Which leads me back to Cartagena, and its dull state on a weekend evening. It’s not that everyone is so absorbed in the elections that they’ve all opted to forego partying in order to stay at home and discuss politics; it’s that they literally can’t go to the bar, can’t get their groove on at the club, can’t slam down the rum and cokes on the chiva party bus. In Colombia, it’s illegal to sell alcohol during the three day election period. You can’t buy it the day before the election. You’ve got to dry out before you go to the election booth. You can’t buy it election day. You might accidentally put your X in the wrong spot. And you can’t buy it the day after election. You might be more likely to start a riot when your candidate loses.

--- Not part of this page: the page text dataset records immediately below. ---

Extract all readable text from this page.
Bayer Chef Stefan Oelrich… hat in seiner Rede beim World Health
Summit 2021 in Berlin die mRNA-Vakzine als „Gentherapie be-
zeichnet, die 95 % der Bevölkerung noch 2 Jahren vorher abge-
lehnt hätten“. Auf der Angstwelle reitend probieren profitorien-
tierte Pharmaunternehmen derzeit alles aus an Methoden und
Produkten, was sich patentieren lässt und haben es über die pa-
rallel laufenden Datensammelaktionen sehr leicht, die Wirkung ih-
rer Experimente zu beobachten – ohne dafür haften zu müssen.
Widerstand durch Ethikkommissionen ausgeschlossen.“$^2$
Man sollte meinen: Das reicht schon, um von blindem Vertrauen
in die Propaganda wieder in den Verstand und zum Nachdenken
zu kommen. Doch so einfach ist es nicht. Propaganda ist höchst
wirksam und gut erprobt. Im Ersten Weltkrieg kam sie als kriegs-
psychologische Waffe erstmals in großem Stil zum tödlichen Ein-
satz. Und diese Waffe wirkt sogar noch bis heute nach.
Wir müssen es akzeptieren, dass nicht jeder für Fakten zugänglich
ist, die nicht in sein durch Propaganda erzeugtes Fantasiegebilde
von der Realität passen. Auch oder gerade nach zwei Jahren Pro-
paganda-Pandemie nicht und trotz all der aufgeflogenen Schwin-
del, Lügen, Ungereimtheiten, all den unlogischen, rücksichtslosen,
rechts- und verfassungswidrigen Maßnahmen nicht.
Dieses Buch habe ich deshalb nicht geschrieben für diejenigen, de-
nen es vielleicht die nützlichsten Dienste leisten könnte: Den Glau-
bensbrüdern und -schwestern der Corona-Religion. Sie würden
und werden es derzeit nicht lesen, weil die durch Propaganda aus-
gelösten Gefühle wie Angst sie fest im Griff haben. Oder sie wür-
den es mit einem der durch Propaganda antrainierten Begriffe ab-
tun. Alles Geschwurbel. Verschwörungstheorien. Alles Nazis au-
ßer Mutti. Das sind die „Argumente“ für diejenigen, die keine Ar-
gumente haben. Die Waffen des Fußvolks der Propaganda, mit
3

Actually, I’m not sure the reasoning behind the law, but I imagine it’s something along those lines. Whether things would actually get crazy if people were allowed to buy alcohol, I can’t say. (I kind of doubt it, especially since there’s nothing to stop people from stocking up the day before the ban goes into effect and drinking at home all weekend long.) But I can say that without the alcohol, Cartagena is one quiet town. We’ll see if it changes on Monday when the ban lifts. Until then the city will have to make do with fruit juice and coffee.

One Reply to “A Silent Night in Cartagena”

  1. I think the memories of Columbia during the 80’s still sits heavy with non-travelers to the point where none can fathom why an American would travel to Columbia voluntarily. All I hear are good things about this country and can’t wait to see it first hand for myself. It is it good enough for Anthony Bordain, than it’s good enough for me.